This gravity effect takes place in my dreams several times when I am trying to furiously hit the brakes on a vehicle I'm driving, the car just keeps going and you crash or it just refuses for the brakes to work and you drive right off the edge of a high cliff.

I have researched this gravity problem in dreams and I think the best explanation is this... when you are laying in bed, your body rests as it is dreaming... therefore if you fall off of your bed, you will feel the kick of reality/gravity as you fall. but if you remain laying down, the fact that your body is stationary, means that you are not going to feel the strong PULL of a vehicle that you are accustomed to when you are inside of a vehicle when it is using the brakes and stopping its forward momentum.

It's really frustrating to me when I can't stop a moving vehicle in my dreams, because It always causes my drive to end with a crash. I'm sur its just as frustratingfor you to not be able to fire a gun.... but I'm trying to think and I don't think I've had this problem.... maybe Its because I play online first person shooters alot with my friend on xbox live so my mind had very little association with the kickback of a weapon. I just see it on the screen but only feel a slight vibration from the controller. thats hilarious though.

----------


## elucid

Next time try to not think about it too much, that could in my opinion pose resistance to the normal flow of the dream.

----------


## Drokens

I've had many dreams involving guns and most of the time they don't seem to work. Once in a while I'll be able to kill somebody with it, but it is still not "normal". Once, I shot at somebody and there was no sound. When I looked he was bleeding from the neck as if I had shot him. Other times, I pull the trigger and nothing ever happens.

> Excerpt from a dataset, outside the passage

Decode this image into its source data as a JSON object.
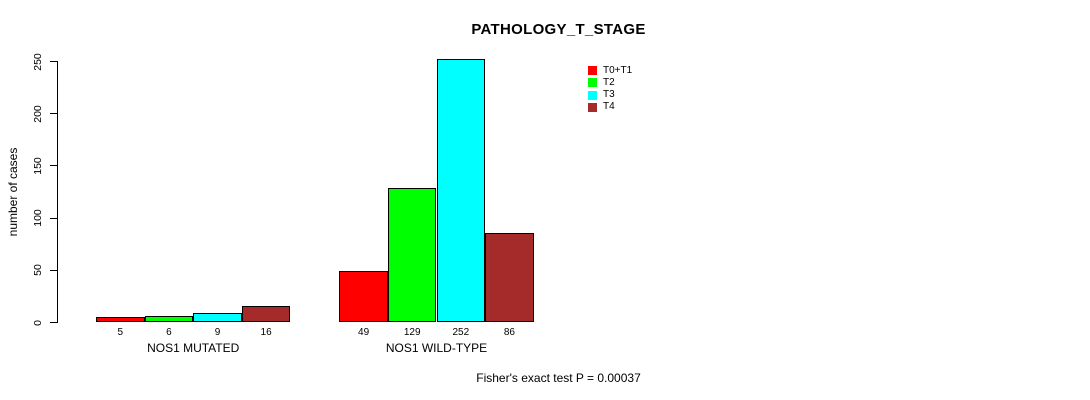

 I'd agree that it's like light switches and such. But hell, I'm unsure why this type of stuff doesn't work.

----------


## Shadow27

Guns in my dreams always end up being airsoft guns  :tongue2: 
They work perfectly fine though.

I'm sure if I was lucid they would work like real guns.

----------


## Different

I've fired a gun before in real life.
To be honest, I don't want to fire guns in my dreams. I want a scimitar. I want medieval weapons, guns are boring. Sword fights are great!
I also hope to do what Deidera, a character from the anime 'naruto' does.
His hand has a mouth, and eats clay in a bag he carries. it then spits out an origami paper bird which Deidera throws at people. The bird flies at them and Deidera shouts 'KAI!' and the bird explodes!

----------